ALMIRANTE DAS HISTÓRIAS
Gosto de puxar pelas estórias do meu pai. Ontem já ao cair do sol fez-nos uma visita. Sabendo a sua propensão natural para rebuscar na memória as suas douradas vivências, eu e o meu marido estimulámos mais uma conversa amena que iria converter-se num momento único que guardarei para sempre, onde não faltaram as lagrimitas intercaladas entre os silêncios para repor a coragem de continuar.

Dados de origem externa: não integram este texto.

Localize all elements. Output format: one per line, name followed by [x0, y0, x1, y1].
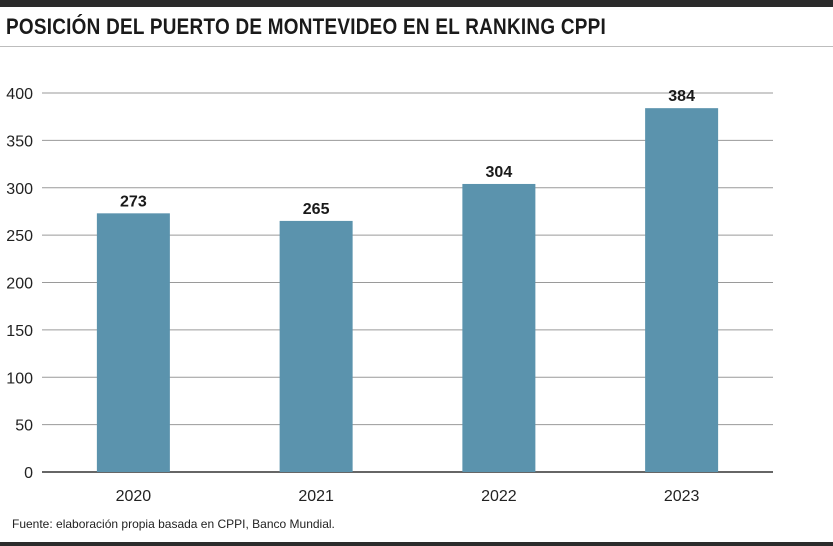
bar-value-label: 273 — [120, 193, 147, 210]
y-tick-label: 300 — [6, 181, 33, 198]
source-note: Fuente: elaboración propia basada en CPP… — [12, 517, 335, 531]
y-tick-label: 0 — [24, 465, 33, 482]
x-tick-label: 2023 — [664, 488, 700, 505]
top-rule — [0, 0, 833, 7]
y-tick-label: 250 — [6, 228, 33, 245]
y-tick-label: 50 — [15, 418, 33, 435]
y-tick-label: 200 — [6, 276, 33, 293]
y-tick-label: 150 — [6, 323, 33, 340]
bottom-rule — [0, 542, 833, 546]
bar-2021 — [279, 220, 353, 472]
y-tick-label: 350 — [6, 133, 33, 150]
bar-2023 — [645, 108, 719, 472]
title-divider — [0, 46, 833, 47]
bar-2022 — [462, 183, 536, 472]
bar-value-label: 384 — [668, 88, 695, 105]
x-axis-ticks: 2020 2021 2022 2023 — [116, 488, 700, 505]
x-tick-label: 2022 — [481, 488, 517, 505]
bar-value-label: 265 — [303, 201, 330, 218]
x-tick-label: 2021 — [298, 488, 334, 505]
chart-title: POSICIÓN DEL PUERTO DE MONTEVIDEO EN EL … — [6, 14, 607, 39]
value-labels: 273 265 304 384 — [120, 88, 695, 218]
bar-2020 — [96, 213, 170, 472]
bar-chart: 0 50 100 150 200 250 300 350 400 273 265 304 384 20… — [6, 86, 773, 505]
y-tick-label: 100 — [6, 370, 33, 387]
y-tick-label: 400 — [6, 86, 33, 103]
x-tick-label: 2020 — [116, 488, 152, 505]
y-axis-ticks: 0 50 100 150 200 250 300 350 400 — [6, 86, 33, 482]
bars — [96, 108, 719, 472]
bar-value-label: 304 — [486, 164, 513, 181]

Esta foi uma das que contou ontem.
Ainda na sua juventude, vivendo com uma madrasta/mãe como faz questão de mencionar e com um pai que lhes dava maus tratos, o meu pai, nessa altura já exímio na arte de pescar à cana e única fonte onde ia buscar o sustento no inverno, foi a caminho das rochas para pescar às salemas. Como sempre levava uma cana suplente não fosse o mar levar-lhe alguma ou partir-se.
Mal tinha começado a pescar e vê chegar o "Ti Pardina" com o filho ainda jovem. Iam à pesca dos burrinhos (um peixe que facilmente se deixava apanhar e que abundava por ali). O "Ti Pardina" era forneiro mas, para além de estar desempregado não tinha a perícia nem a destreza dos que como o meu pai faziam da pesca o seu ganha-pão.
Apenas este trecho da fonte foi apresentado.